A query comes from Argyllshire: ‘What is the infinitive of can?’ The reference is not to canning peas. But before I forget, Harry Henry of Esher, who sounds a sport, reminds me, if I ever knew, that (as Max Beerbohm tells us in A Variety of Things) the original pattern for all publishing titles containing the word After was set by T. Fenning Dodsworth, with his article ‘The End of All Things — And After’. Since the fictitious Dodsworth’s name is a sort of apocopation of my own, I should not forget that.
Now, can. It does not have an infinitive because it is a modal verb, like may, must, shall and will, indicating the mood of another verb. This might not sound grippingly interesting, but two minutes with the learned Robert Burchfield’s New Fowler’s has explained an unscratched itch that has been troubling me for some time.
Many of us have noticed the difficulty that newspapers have in using might where they ought. For some reason they prefer may. I think this is part of the historical merry-go-round on which English modal verbs have been riding for the past 1,000 years or so. Don’t worry, I’m not going to bore on about that.
But Professor Burchfield provides an illustrative scheme for modal verbs of two types, which were designated ‘epistemic’ and ‘deontic’ by the grammarian Rodney Huddleston. So in matters of possibility we can think of these two examples:
Epistemic: You may be under a misapprehension.

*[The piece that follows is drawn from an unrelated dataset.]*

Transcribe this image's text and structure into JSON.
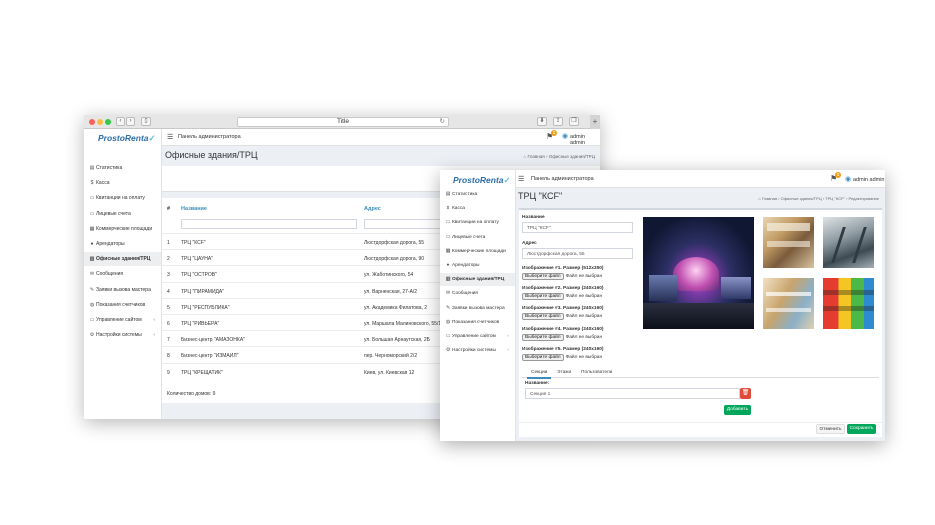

Deontic: You may take as many as you like.
In matters of necessity, two examples are:
Epistemic: You must be out of your mind.
Deontic: You must work harder.
See? If someone says ‘You must be the new governess,’ it is an epistemic use of the modal verb must, not a deontic one.
Now, the itch that was annoying me was hearing sentences such as: ‘That has to be the best book out.’ I realise that I did not like such locutions because in my language has to (in this sense equivalent to must) has a deontic meaning, and not an epistemic one. Don’t you find that?
My husband has just picked up my typescript from the kitchen table and said, ‘That must be the most pernickety grouch to date.’ Note, he didn’t say ‘has to be’.